It's been well over a month since I gave Dish the boot and went with Netflix. I'm still enjoying Netflix as much as when I first signed up. It is, IMO, a terrific value.
I recently watched a Robert Redford movie called The Conspirator. I don't always agree with Redford's politics but I have always admired him as an actor and film maker. The Conspirator is about the assassination of Abraham Lincoln and the subsequent trial of Mary Surratt who ran the boarding house where John Wilkes Booth and his conspirators hung out.
When the government rounds up the conspirators Mary is caught up in the net and thrown into prison with the rest. Surratt is defended by a reluctant young lawyer who by the end of the movie believes that Mary is a victim herself. Her only crime being she owned the boarding house and spawned one of the actual conspirators. It was Mary's own son who brought the conspiracy into her home.

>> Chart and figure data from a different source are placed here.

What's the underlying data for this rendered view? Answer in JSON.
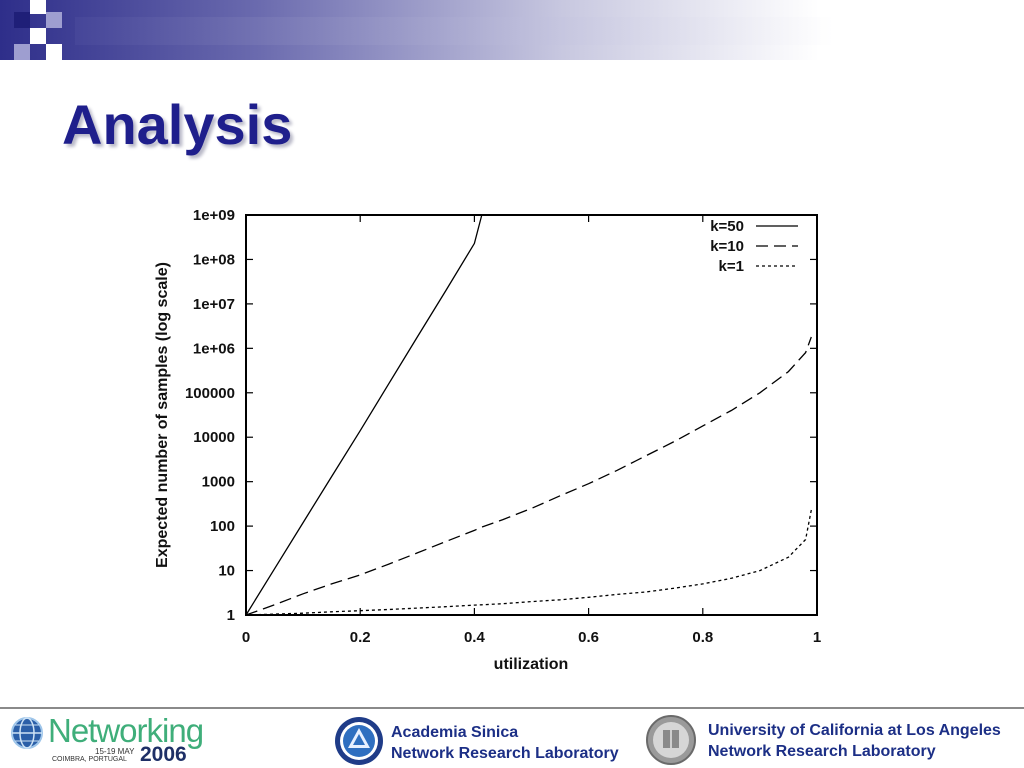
{
  "slide": {
    "title": "Analysis"
  },
  "chart_data": {
    "type": "line",
    "xlabel": "utilization",
    "ylabel": "Expected number of samples (log scale)",
    "xlim": [
      0,
      1
    ],
    "ylim": [
      1,
      1000000000
    ],
    "yscale": "log",
    "grid": false,
    "legend_position": "top-right",
    "x_ticks": [
      "0",
      "0.2",
      "0.4",
      "0.6",
      "0.8",
      "1"
    ],
    "y_ticks": [
      "1",
      "10",
      "100",
      "1000",
      "10000",
      "100000",
      "1e+06",
      "1e+07",
      "1e+08",
      "1e+09"
    ],
    "x": [
      0,
      0.05,
      0.1,
      0.15,
      0.2,
      0.25,
      0.3,
      0.35,
      0.4,
      0.413,
      0.45,
      0.5,
      0.55,
      0.6,
      0.65,
      0.7,
      0.75,
      0.8,
      0.85,
      0.9,
      0.95,
      0.98,
      0.99
    ],
    "series": [
      {
        "name": "k=50",
        "style": "solid",
        "values": [
          1,
          11,
          120,
          1300,
          14000,
          160000,
          1800000,
          20000000,
          230000000,
          1000000000,
          null,
          null,
          null,
          null,
          null,
          null,
          null,
          null,
          null,
          null,
          null,
          null,
          null
        ]
      },
      {
        "name": "k=10",
        "style": "dashed",
        "values": [
          1,
          1.7,
          3,
          5,
          8,
          14,
          25,
          45,
          80,
          95,
          140,
          250,
          480,
          900,
          1800,
          3800,
          8000,
          18000,
          40000,
          100000,
          300000,
          800000,
          1800000
        ]
      },
      {
        "name": "k=1",
        "style": "dotted",
        "values": [
          1,
          1.05,
          1.1,
          1.18,
          1.25,
          1.33,
          1.43,
          1.54,
          1.67,
          1.7,
          1.8,
          2,
          2.2,
          2.5,
          2.9,
          3.3,
          4,
          5,
          6.7,
          10,
          20,
          50,
          230
        ]
      }
    ]
  },
  "footer": {
    "conference_name": "Networking",
    "conference_dates": "15-19 MAY",
    "conference_year": "2006",
    "conference_place": "COIMBRA, PORTUGAL",
    "institution_1_line1": "Academia Sinica",
    "institution_1_line2": "Network Research Laboratory",
    "institution_2_line1": "University of California at Los Angeles",
    "institution_2_line2": "Network Research Laboratory"
  },
  "colors": {
    "title": "#1f1f8c",
    "header_dark": "#1f1f78",
    "networking_green": "#3fae7a",
    "institution_blue": "#1c2f86"
  },
  "icons": [
    "networking-globe-icon",
    "academia-sinica-seal-icon",
    "ucla-seal-icon"
  ]
}
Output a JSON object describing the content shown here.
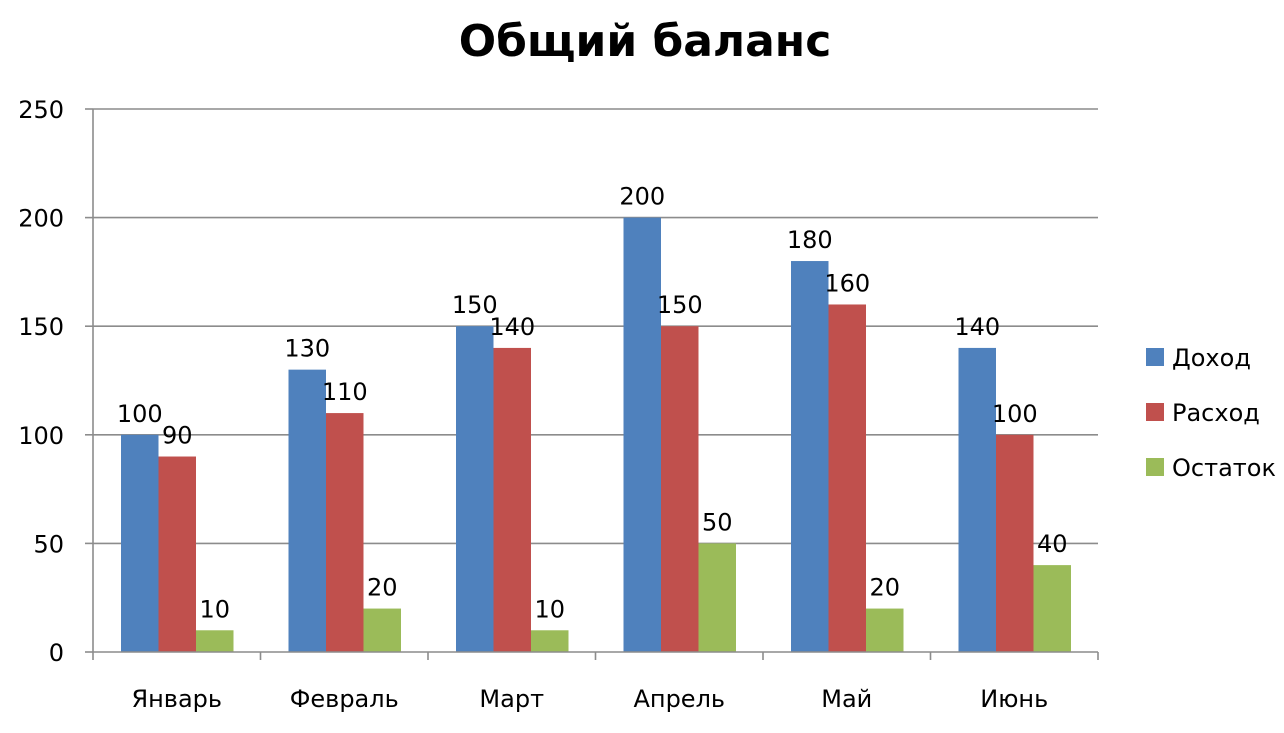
{
  "chart_data": {
    "type": "bar",
    "title": "Общий баланс",
    "categories": [
      "Январь",
      "Февраль",
      "Март",
      "Апрель",
      "Май",
      "Июнь"
    ],
    "series": [
      {
        "name": "Доход",
        "color": "#4f81bd",
        "values": [
          100,
          130,
          150,
          200,
          180,
          140
        ]
      },
      {
        "name": "Расход",
        "color": "#c0504d",
        "values": [
          90,
          110,
          140,
          150,
          160,
          100
        ]
      },
      {
        "name": "Остаток",
        "color": "#9bbb59",
        "values": [
          10,
          20,
          10,
          50,
          20,
          40
        ]
      }
    ],
    "ylim": [
      0,
      250
    ],
    "yticks": [
      0,
      50,
      100,
      150,
      200,
      250
    ],
    "grid": true,
    "legend": "right",
    "data_labels": true
  }
}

Instead of being tried by a jury of her peers Mary was tried by military tribunal. Her treatment was appalling and the bias toward convicting her pervasive. The secretary of war, Edwin Stanton, is hell bent on hanging Mary. He really could care less about her guilt or innocence. He simply wants her hung and will use his considerable power to have his wishes carried out.

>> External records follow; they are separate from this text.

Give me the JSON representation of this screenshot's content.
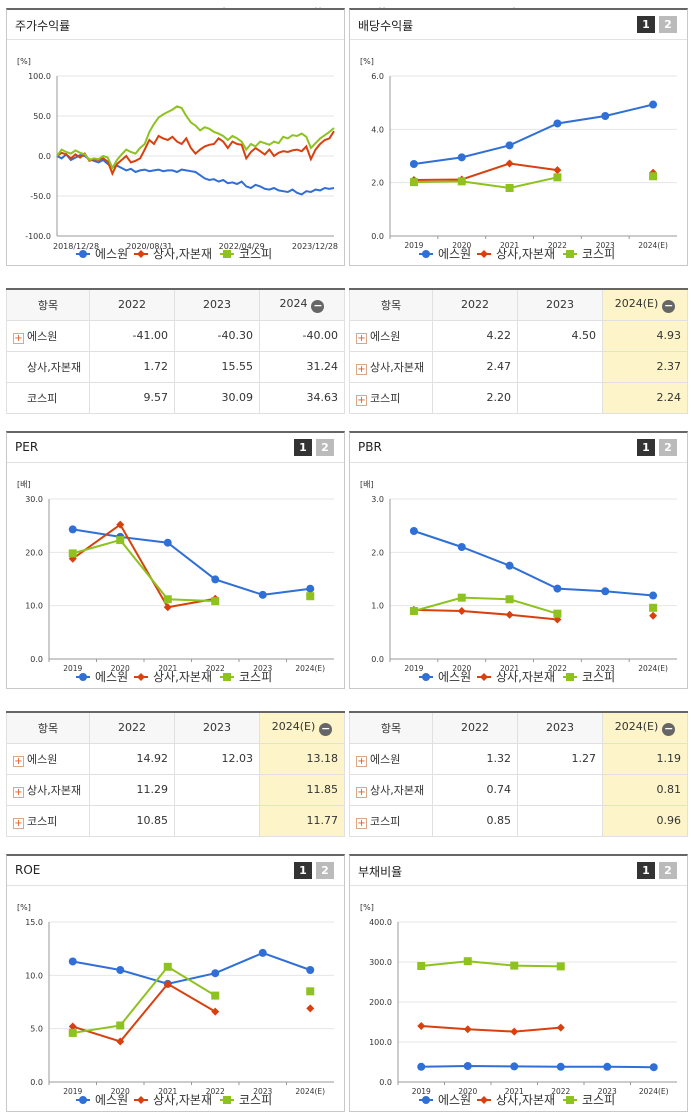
{
  "pager": {
    "p1": "1",
    "p2": "2"
  },
  "legend": {
    "s1": "에스원",
    "s2": "상사,자본재",
    "s3": "코스피"
  },
  "colors": {
    "s1": "#2f6fd6",
    "s2": "#d9400f",
    "s3": "#8dc21f"
  },
  "panels": {
    "stock": {
      "title": "주가수익률"
    },
    "dividend": {
      "title": "배당수익률"
    },
    "per": {
      "title": "PER"
    },
    "pbr": {
      "title": "PBR"
    },
    "roe": {
      "title": "ROE"
    },
    "debt": {
      "title": "부채비율"
    }
  },
  "chart_data": [
    {
      "id": "stock",
      "type": "line",
      "title": "주가수익률",
      "unit": "[%]",
      "ylim": [
        -100,
        100
      ],
      "yticks": [
        "100.0",
        "50.0",
        "0.0",
        "-50.0",
        "-100.0"
      ],
      "xticks": [
        "2018/12/28",
        "2020/08/31",
        "2022/04/29",
        "2023/12/28"
      ],
      "xlim_index": [
        0,
        60
      ],
      "series": [
        {
          "name": "에스원",
          "values": [
            0,
            -3,
            2,
            -5,
            -2,
            1,
            0,
            -4,
            -6,
            -8,
            -5,
            -10,
            -14,
            -12,
            -15,
            -18,
            -16,
            -20,
            -18,
            -17,
            -19,
            -18,
            -17,
            -19,
            -18,
            -18,
            -20,
            -17,
            -18,
            -19,
            -20,
            -24,
            -28,
            -30,
            -29,
            -32,
            -30,
            -34,
            -33,
            -35,
            -32,
            -38,
            -40,
            -36,
            -38,
            -41,
            -42,
            -40,
            -43,
            -44,
            -45,
            -42,
            -46,
            -48,
            -44,
            -45,
            -42,
            -43,
            -40,
            -41,
            -40
          ]
        },
        {
          "name": "상사,자본재",
          "values": [
            0,
            4,
            2,
            -3,
            2,
            -2,
            3,
            -6,
            -4,
            -5,
            -3,
            -7,
            -22,
            -10,
            -5,
            0,
            -8,
            -6,
            -3,
            8,
            20,
            15,
            25,
            22,
            20,
            24,
            18,
            15,
            22,
            10,
            3,
            8,
            12,
            14,
            15,
            22,
            18,
            10,
            18,
            15,
            14,
            -3,
            5,
            10,
            6,
            2,
            8,
            0,
            4,
            6,
            5,
            7,
            8,
            6,
            12,
            -4,
            8,
            15,
            20,
            22,
            31
          ]
        },
        {
          "name": "코스피",
          "values": [
            0,
            8,
            5,
            3,
            7,
            4,
            2,
            -5,
            -3,
            -4,
            0,
            -2,
            -15,
            -5,
            2,
            8,
            5,
            3,
            10,
            15,
            30,
            40,
            48,
            52,
            55,
            58,
            62,
            60,
            50,
            42,
            38,
            32,
            36,
            34,
            30,
            28,
            25,
            20,
            25,
            22,
            18,
            8,
            15,
            12,
            18,
            16,
            14,
            18,
            16,
            24,
            22,
            26,
            25,
            28,
            24,
            10,
            16,
            22,
            26,
            30,
            35
          ]
        }
      ]
    },
    {
      "id": "dividend",
      "type": "line",
      "title": "배당수익률",
      "unit": "[%]",
      "ylim": [
        0,
        6
      ],
      "yticks": [
        "6.0",
        "4.0",
        "2.0",
        "0.0"
      ],
      "categories": [
        "2019",
        "2020",
        "2021",
        "2022",
        "2023",
        "2024(E)"
      ],
      "series": [
        {
          "name": "에스원",
          "values": [
            2.7,
            2.95,
            3.4,
            4.22,
            4.5,
            4.93
          ]
        },
        {
          "name": "상사,자본재",
          "values": [
            2.1,
            2.12,
            2.72,
            2.47,
            null,
            2.37
          ]
        },
        {
          "name": "코스피",
          "values": [
            2.02,
            2.05,
            1.8,
            2.2,
            null,
            2.24
          ]
        }
      ]
    },
    {
      "id": "per",
      "type": "line",
      "title": "PER",
      "unit": "[배]",
      "ylim": [
        0,
        30
      ],
      "yticks": [
        "30.0",
        "20.0",
        "10.0",
        "0.0"
      ],
      "categories": [
        "2019",
        "2020",
        "2021",
        "2022",
        "2023",
        "2024(E)"
      ],
      "series": [
        {
          "name": "에스원",
          "values": [
            24.3,
            22.9,
            21.8,
            14.92,
            12.03,
            13.18
          ]
        },
        {
          "name": "상사,자본재",
          "values": [
            18.8,
            25.2,
            9.7,
            11.29,
            null,
            11.85
          ]
        },
        {
          "name": "코스피",
          "values": [
            19.8,
            22.3,
            11.2,
            10.85,
            null,
            11.77
          ]
        }
      ]
    },
    {
      "id": "pbr",
      "type": "line",
      "title": "PBR",
      "unit": "[배]",
      "ylim": [
        0,
        3
      ],
      "yticks": [
        "3.0",
        "2.0",
        "1.0",
        "0.0"
      ],
      "categories": [
        "2019",
        "2020",
        "2021",
        "2022",
        "2023",
        "2024(E)"
      ],
      "series": [
        {
          "name": "에스원",
          "values": [
            2.4,
            2.1,
            1.75,
            1.32,
            1.27,
            1.19
          ]
        },
        {
          "name": "상사,자본재",
          "values": [
            0.92,
            0.9,
            0.83,
            0.74,
            null,
            0.81
          ]
        },
        {
          "name": "코스피",
          "values": [
            0.9,
            1.15,
            1.12,
            0.85,
            null,
            0.96
          ]
        }
      ]
    },
    {
      "id": "roe",
      "type": "line",
      "title": "ROE",
      "unit": "[%]",
      "ylim": [
        0,
        15
      ],
      "yticks": [
        "15.0",
        "10.0",
        "5.0",
        "0.0"
      ],
      "categories": [
        "2019",
        "2020",
        "2021",
        "2022",
        "2023",
        "2024(E)"
      ],
      "series": [
        {
          "name": "에스원",
          "values": [
            11.3,
            10.5,
            9.2,
            10.2,
            12.1,
            10.5
          ]
        },
        {
          "name": "상사,자본재",
          "values": [
            5.2,
            3.8,
            9.2,
            6.6,
            null,
            6.9
          ]
        },
        {
          "name": "코스피",
          "values": [
            4.6,
            5.3,
            10.8,
            8.1,
            null,
            8.5
          ]
        }
      ]
    },
    {
      "id": "debt",
      "type": "line",
      "title": "부채비율",
      "unit": "[%]",
      "ylim": [
        0,
        400
      ],
      "yticks": [
        "400.0",
        "300.0",
        "200.0",
        "100.0",
        "0.0"
      ],
      "categories": [
        "2019",
        "2020",
        "2021",
        "2022",
        "2023",
        "2024(E)"
      ],
      "series": [
        {
          "name": "에스원",
          "values": [
            38,
            40,
            39,
            38,
            38,
            37
          ]
        },
        {
          "name": "상사,자본재",
          "values": [
            140,
            132,
            126,
            136,
            null,
            null
          ]
        },
        {
          "name": "코스피",
          "values": [
            290,
            302,
            291,
            289,
            null,
            null
          ]
        }
      ]
    }
  ],
  "tables": {
    "stock": {
      "headers": [
        "항목",
        "2022",
        "2023",
        "2024"
      ],
      "rows": [
        {
          "name": "에스원",
          "v": [
            "-41.00",
            "-40.30",
            "-40.00"
          ],
          "plus": true
        },
        {
          "name": "상사,자본재",
          "v": [
            "1.72",
            "15.55",
            "31.24"
          ],
          "plus": false
        },
        {
          "name": "코스피",
          "v": [
            "9.57",
            "30.09",
            "34.63"
          ],
          "plus": false
        }
      ]
    },
    "dividend": {
      "headers": [
        "항목",
        "2022",
        "2023",
        "2024(E)"
      ],
      "rows": [
        {
          "name": "에스원",
          "v": [
            "4.22",
            "4.50",
            "4.93"
          ],
          "plus": true
        },
        {
          "name": "상사,자본재",
          "v": [
            "2.47",
            "",
            "2.37"
          ],
          "plus": true
        },
        {
          "name": "코스피",
          "v": [
            "2.20",
            "",
            "2.24"
          ],
          "plus": true
        }
      ]
    },
    "per": {
      "headers": [
        "항목",
        "2022",
        "2023",
        "2024(E)"
      ],
      "rows": [
        {
          "name": "에스원",
          "v": [
            "14.92",
            "12.03",
            "13.18"
          ],
          "plus": true
        },
        {
          "name": "상사,자본재",
          "v": [
            "11.29",
            "",
            "11.85"
          ],
          "plus": true
        },
        {
          "name": "코스피",
          "v": [
            "10.85",
            "",
            "11.77"
          ],
          "plus": true
        }
      ]
    },
    "pbr": {
      "headers": [
        "항목",
        "2022",
        "2023",
        "2024(E)"
      ],
      "rows": [
        {
          "name": "에스원",
          "v": [
            "1.32",
            "1.27",
            "1.19"
          ],
          "plus": true
        },
        {
          "name": "상사,자본재",
          "v": [
            "0.74",
            "",
            "0.81"
          ],
          "plus": true
        },
        {
          "name": "코스피",
          "v": [
            "0.85",
            "",
            "0.96"
          ],
          "plus": true
        }
      ]
    }
  }
}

Over the course of the trial Surratt wins over her reluctant young lawyer and in the end a deal is struck so that Surratt may escape the hangman's noose. For no apparent reason, other than an over the top ego, Stanton talks president Johnson into reneging on the deal at the eleventh hour. Mary swings with the rest.

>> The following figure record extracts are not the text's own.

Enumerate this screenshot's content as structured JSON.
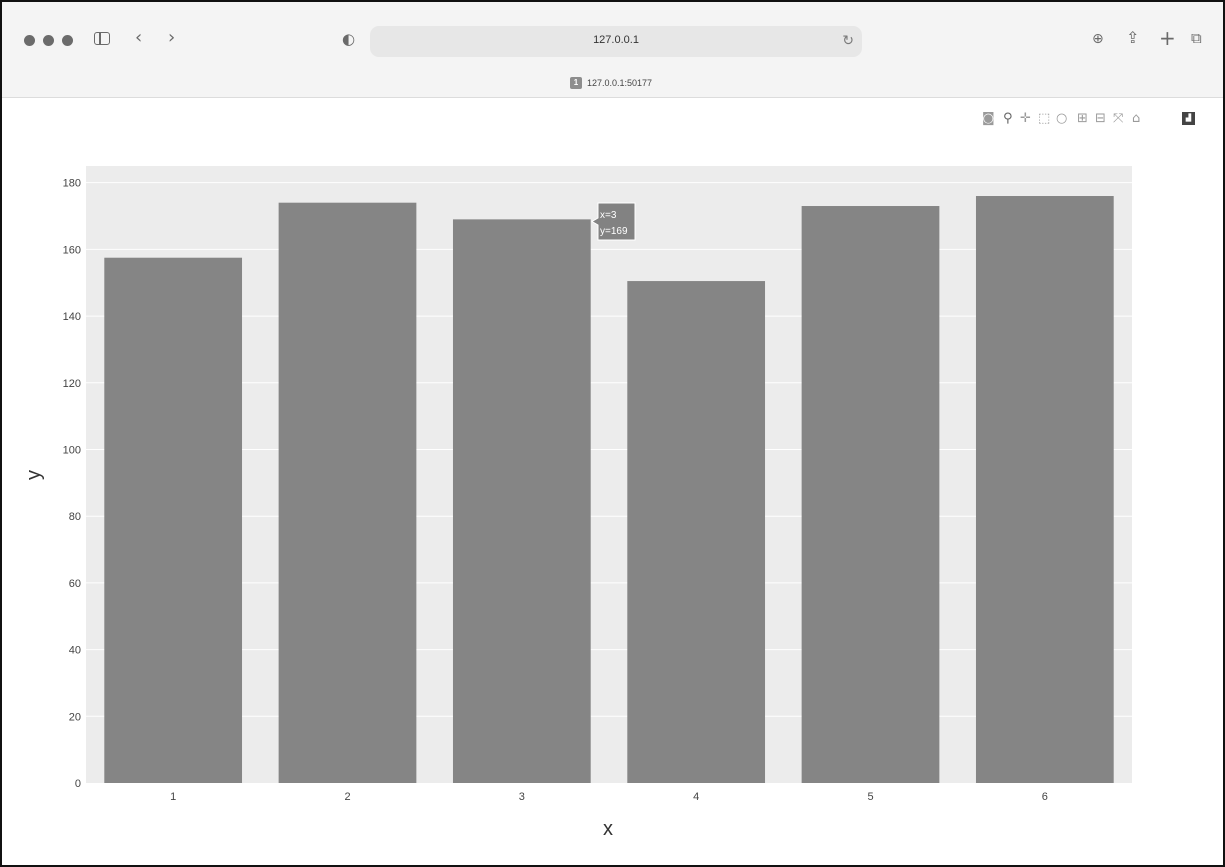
{
  "browser": {
    "address": "127.0.0.1",
    "tab_title": "127.0.0.1:50177",
    "tab_favicon": "1",
    "icons": [
      "sidebar-icon",
      "back-icon",
      "forward-icon",
      "shield-icon",
      "reload-icon",
      "download-icon",
      "share-icon",
      "new-tab-icon",
      "tabs-overview-icon"
    ]
  },
  "modebar": {
    "buttons": [
      "camera-icon",
      "zoom-icon",
      "pan-icon",
      "box-select-icon",
      "lasso-icon",
      "zoom-in-icon",
      "zoom-out-icon",
      "autoscale-icon",
      "reset-axes-icon",
      "plotly-logo-icon"
    ]
  },
  "tooltip": {
    "line1": "x=3",
    "line2": "y=169"
  },
  "chart_data": {
    "type": "bar",
    "categories": [
      "1",
      "2",
      "3",
      "4",
      "5",
      "6"
    ],
    "values": [
      157.5,
      174,
      169,
      150.5,
      173,
      176
    ],
    "xlabel": "x",
    "ylabel": "y",
    "ylim": [
      0,
      185
    ],
    "yticks": [
      0,
      20,
      40,
      60,
      80,
      100,
      120,
      140,
      160,
      180
    ],
    "grid": true,
    "bar_color": "#858585",
    "plot_bg": "#ececec"
  }
}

This isn't the best Redford film I've ever watched, by far. I do trust that Redford tried to make the movie as accurate as possible. And, it left me thinking our government has been rife with corruption and power hungry, soulless politicians since its inception. That their have been those in power playing fast and loose with our liberties all along. The older I get and the more I learn I realize what I was taught in school was carefully crafted propaganda. It makes me wonder if the America I grew up loving ever existed at all except in our minds.